Soroti Ketimpangan Gender Daha Tua, Agung Atu: Perempuan Bali Harus Berpendidikan Tinggi
Doktor Anak Agung Istri Ari Atu Dewi, Sh., Mh., adalah seorang dosen di Fakultas Hukum, Universitas Udayana, Bali.
Penulis: Noviana Windri | Editor: Ady Sucipto
TRIBUN-BALI.COM, GIANYAR - Doktor Anak Agung Istri Ari Atu Dewi, Sh., Mh., adalah seorang dosen di Fakultas Hukum, Universitas Udayana, Bali.
Perempuan yang kini berusia 43 tahun ini pernah meraih predikat dosen terbaik pada tahun 2017 dan menekuni bidang kearifan lokal, isu-isu perempuan, dan isu hukum.
Saat ini, Gung Atu, sapaan lengkapnya tengah menyoroti dan memperjuangkan ketimpangan gender pada perempuan Daha Tua atau perawan tua.
Daha tua atau perawan tua merupakan salah satu status untuk seorang perempuan yang belum menikah yang ada pada masyarakat ada yang di Bali.
Baca: Mahasiswa Undiknas Bisa Lulus tanpa Skripsi, Ini Syaratnya
Umumnya, status ini baru disematkan pada wanita Bali yang berumur di atas 50 tahun.
Dijelaskannya, alasannya tertarik untuk memperjuangkan ketimpangan gender pada perempuan daha tua karena dirasa para daha tua menghadapi banyak problematika.
Mulai dari kekerasan ekonomi, beban ganda, diskriminasi politik keluarga, stigma negatif, dan kekerasan sosial.
"Ketika berbicara daha tua di Bali, karena berawal dari saya melihat secara empiris atau kenyataan. Saya ingin melihat bagaimana sebenarnya dalam konteks hukum itu berkaitan dengan keberadaannya di dalam sebuah keluarga," ucapnya saat ditemui Tribun Bali, Sabtu (18/5/2019).
Lebih lanjut, Agung Atu menjelaskan secara prinsip hukum adat Bali adalah daha tua adalah perempuan yang tidak kawin atau menikah, kalau konteks di rumah berhak mengelola hartanya.
Baca: Pernah Dilema Menentukan Perjalanan Hidup, Agung Atu Akhirnya Sukses dalam Bidang Akademis
Namun, menurutnya pada kenyataan seorang daha tua selalu dikesampingkan, dipinggirkan bahkan tidak pernah dilibatkan dalam urusan keluarga.
Bahkan mendapat beban ganda yang mengharuskan untuk tetap bekerja untuk menghidupi keluarganya.
"Karena di Bali mengamut sistem purusa, artinya uang berhak sebagai ahli waris adalah lelaki. Perempuan tidak berhak atas apapun. Nah seorang daha tua inilah yang kemudian akhirnya dibebankan pekerjaan untuk mengurus orang tuanya, saudaranya. Kan gitu jadinya," paparnya.

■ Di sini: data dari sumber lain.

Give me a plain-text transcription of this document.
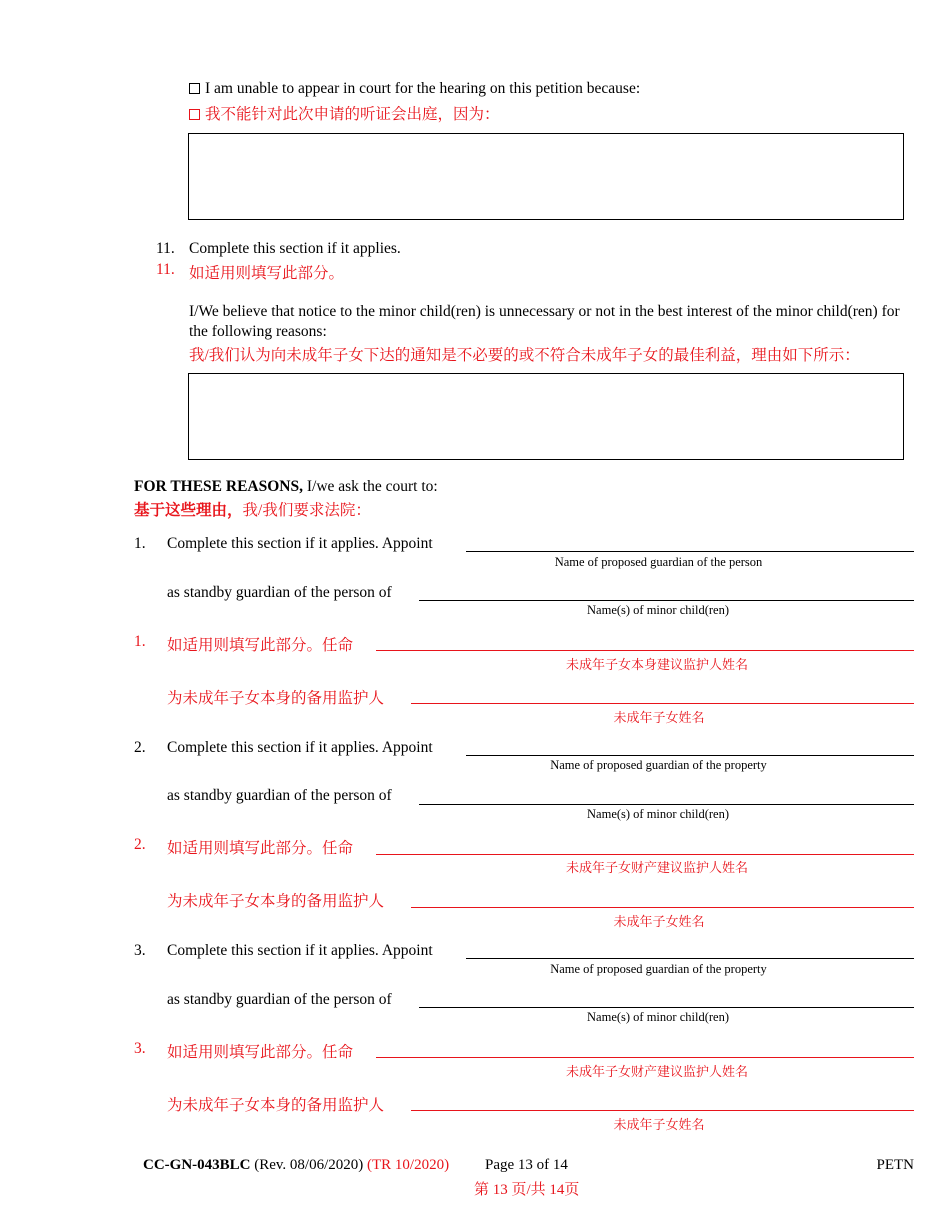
I am unable to appear in court for the hearing on this petition because:
我不能针对此次申请的听证会出庭，因为：
11. Complete this section if it applies.
11. 如适用则填写此部分。
I/We believe that notice to the minor child(ren) is unnecessary or not in the best interest of the minor child(ren) for the following reasons:
我/我们认为向未成年子女下达的通知是不必要的或不符合未成年子女的最佳利益，理由如下所示：
FOR THESE REASONS, I/we ask the court to:
基于这些理由，我/我们要求法院：
1. Complete this section if it applies. Appoint
Name of proposed guardian of the person
as standby guardian of the person of
Name(s) of minor child(ren)
1. 如适用则填写此部分。任命
未成年子女本身建议监护人姓名
为未成年子女本身的备用监护人
未成年子女姓名
2. Complete this section if it applies. Appoint
Name of proposed guardian of the property
as standby guardian of the person of
Name(s) of minor child(ren)
2. 如适用则填写此部分。任命
未成年子女财产建议监护人姓名
为未成年子女本身的备用监护人
未成年子女姓名
3. Complete this section if it applies. Appoint
Name of proposed guardian of the property
as standby guardian of the person of
Name(s) of minor child(ren)
3. 如适用则填写此部分。任命
未成年子女财产建议监护人姓名
为未成年子女本身的备用监护人
未成年子女姓名
CC-GN-043BLC (Rev. 08/06/2020) (TR 10/2020) Page 13 of 14
第 13 页/共 14页
PETN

Gung Atu bahkan membandingkan seorang daha tua tanpa pendidikam tinggi dengan daha tua yang berpendidikan tinggi.
Menurut penelitian yang ia lakukan, daha tua berpendidikan tetap dilibatkan dalam sebuah pengambilan keputusan.
Berbanding terbalik dengan seorang daha tua tidak memiliki pendidikan tinggi.
"Saya bandingkan, dan seperti itu hasil penelitian saya. Dari situ berarti sudah ada pembedaan secara sosial. Padahal seharusnya tetap seperti itu. Ternyata, pendidikan amat sangat penting dan menentukan perlakuan di dalam keluarga," ungkapnya.
Agung Atu juga menyarankan agar para perempuan Bali harus berpendidikan tinggi.
"Perempuan Bali tidak boleh berpendidikan rendah. Perempuan Bali harus berpendidikan tinggi. Dialah yang harus menyebabkan dirinya dihargai. Walaupun dia seorang daha tua," ucapnya.
Berdasarkan penelitian, bentuk problematikan seorang daha tua yakni menjadi seorang tulang punggung, melakukan pekerjaan domestik dan publik, tidak pernah dilibatkan dalam pengambilan keputusan dalam keluarga, dan stigma negatif (cerewet, menyebalkan, bahkan mistis).